Le rendez-vous semble être passé inaperçu. Le 18 décembre 2019, à 18 h 15 précises selon son agenda, le ministre de l’Économie, Bruno Le Maire, a rencontré Yves Perrier, directeur général d’Amundi et également président d’honneur de l’Association française de gestion (AFG), le principal lobby des gestionnaires d’actifs. En pleine réforme des retraites, pourquoi cet entretien a-t-il été programmé et sur quel(s) sujet(s) portait-il ? Que se sont dit les deux hommes et leurs collaborateurs respectifs ? Les questions fusent, forcément, alors que les gestionnaires d’actifs, à l’image de BlackRock (lire l’épisode 12 de la saison 2 des Conseillers), espèrent le développement de l’épargne retraite supplémentaire, déjà rendue plus attractive par la loi Pacte. Selon le cabinet de Bruno Le Maire, interrogé par Les Jours, cette réunion a été l’occasion d’« un tour d’horizon global de la situation économique et financière au niveau national et international. Le ministre a également fait part à Yves Perrier de ses projets dans la finance verte. » Mais il n’aurait pas été question d’épargne retraite. Il faudra se contenter de cette réponse. L’activité des lobbies auprès de l’exécutif n’est soumise à aucune règle de transparence.
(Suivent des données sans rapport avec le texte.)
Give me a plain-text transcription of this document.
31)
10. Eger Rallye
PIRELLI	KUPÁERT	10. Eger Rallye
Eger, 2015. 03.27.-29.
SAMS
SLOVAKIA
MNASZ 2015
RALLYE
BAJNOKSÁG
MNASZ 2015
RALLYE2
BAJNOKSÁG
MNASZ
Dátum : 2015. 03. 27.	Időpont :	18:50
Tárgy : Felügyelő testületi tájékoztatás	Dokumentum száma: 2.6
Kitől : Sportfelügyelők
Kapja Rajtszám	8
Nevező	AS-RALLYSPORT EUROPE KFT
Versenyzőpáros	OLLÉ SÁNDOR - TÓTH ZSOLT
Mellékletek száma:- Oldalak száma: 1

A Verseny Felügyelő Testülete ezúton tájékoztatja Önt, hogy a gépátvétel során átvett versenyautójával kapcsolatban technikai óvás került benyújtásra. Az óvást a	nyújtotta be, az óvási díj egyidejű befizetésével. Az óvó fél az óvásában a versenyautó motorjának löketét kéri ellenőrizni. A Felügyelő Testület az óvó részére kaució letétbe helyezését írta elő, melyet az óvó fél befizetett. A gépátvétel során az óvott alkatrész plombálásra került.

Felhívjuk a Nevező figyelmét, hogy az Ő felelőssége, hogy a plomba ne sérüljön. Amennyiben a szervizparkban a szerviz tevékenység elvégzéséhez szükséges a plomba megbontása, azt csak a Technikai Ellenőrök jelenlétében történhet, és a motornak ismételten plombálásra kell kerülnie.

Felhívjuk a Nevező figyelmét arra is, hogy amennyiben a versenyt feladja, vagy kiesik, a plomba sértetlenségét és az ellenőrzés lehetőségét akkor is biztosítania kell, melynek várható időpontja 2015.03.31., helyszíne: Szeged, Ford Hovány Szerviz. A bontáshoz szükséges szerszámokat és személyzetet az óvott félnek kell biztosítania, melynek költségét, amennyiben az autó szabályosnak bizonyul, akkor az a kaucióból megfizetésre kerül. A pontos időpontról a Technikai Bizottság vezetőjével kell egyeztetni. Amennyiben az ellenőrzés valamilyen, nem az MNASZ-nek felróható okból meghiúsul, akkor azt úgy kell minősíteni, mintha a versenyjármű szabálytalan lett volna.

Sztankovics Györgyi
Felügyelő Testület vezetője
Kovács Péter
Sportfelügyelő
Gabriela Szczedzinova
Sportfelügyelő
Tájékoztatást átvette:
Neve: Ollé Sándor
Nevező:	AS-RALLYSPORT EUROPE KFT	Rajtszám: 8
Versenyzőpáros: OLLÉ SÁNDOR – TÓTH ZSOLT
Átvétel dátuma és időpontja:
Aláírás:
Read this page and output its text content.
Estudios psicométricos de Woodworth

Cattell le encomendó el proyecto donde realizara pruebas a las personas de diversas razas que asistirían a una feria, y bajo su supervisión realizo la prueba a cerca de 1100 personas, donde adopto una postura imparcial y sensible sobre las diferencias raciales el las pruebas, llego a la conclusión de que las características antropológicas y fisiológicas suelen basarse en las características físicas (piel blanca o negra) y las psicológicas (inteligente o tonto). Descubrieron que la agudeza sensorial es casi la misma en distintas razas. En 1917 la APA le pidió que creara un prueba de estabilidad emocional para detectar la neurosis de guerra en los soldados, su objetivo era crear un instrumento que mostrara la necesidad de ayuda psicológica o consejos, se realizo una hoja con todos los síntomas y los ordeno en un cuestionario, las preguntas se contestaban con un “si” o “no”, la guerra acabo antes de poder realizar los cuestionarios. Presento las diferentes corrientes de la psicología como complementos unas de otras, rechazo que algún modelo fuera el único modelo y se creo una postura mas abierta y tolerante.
L’encadrement du lobbying n’a guère plus de dix ans en France. Un premier registre avait été créé en 2009 à l’Assemblée nationale, avec inscription obligatoire pour tous les groupes d’intérêts souhaitant circuler dans les couloirs du Palais-Bourbon (lire l’épisode 1, « Lobbies, le pouvoir des couloirs »). Puis, en 2016, la loi Sapin 2 a instauré un répertoire des représentants d’intérêts, tenu par la Haute autorité pour la transparence de la vie publique (HATVP). Toutes les personnes morales exerçant une activité de lobbying de façon « principale et régulière » doivent s’y inscrire. Rempli progressivement depuis juillet 2017, il recense à ce jour 1 979 représentants d’intérêts. Mais les informations fournies sont déclaratives et difficiles à vérifier. Elles restent aussi parcellaires. Les lobbies sont tenus de déclarer une fourchette de dépenses annuelles en matière d’influence et une liste d’actions de lobbying. On sait ainsi que Total a dépensé entre 1,5 et 1,75 million d’euros pour ses opérations dédiées en 2018, deux fois plus qu’en 2017.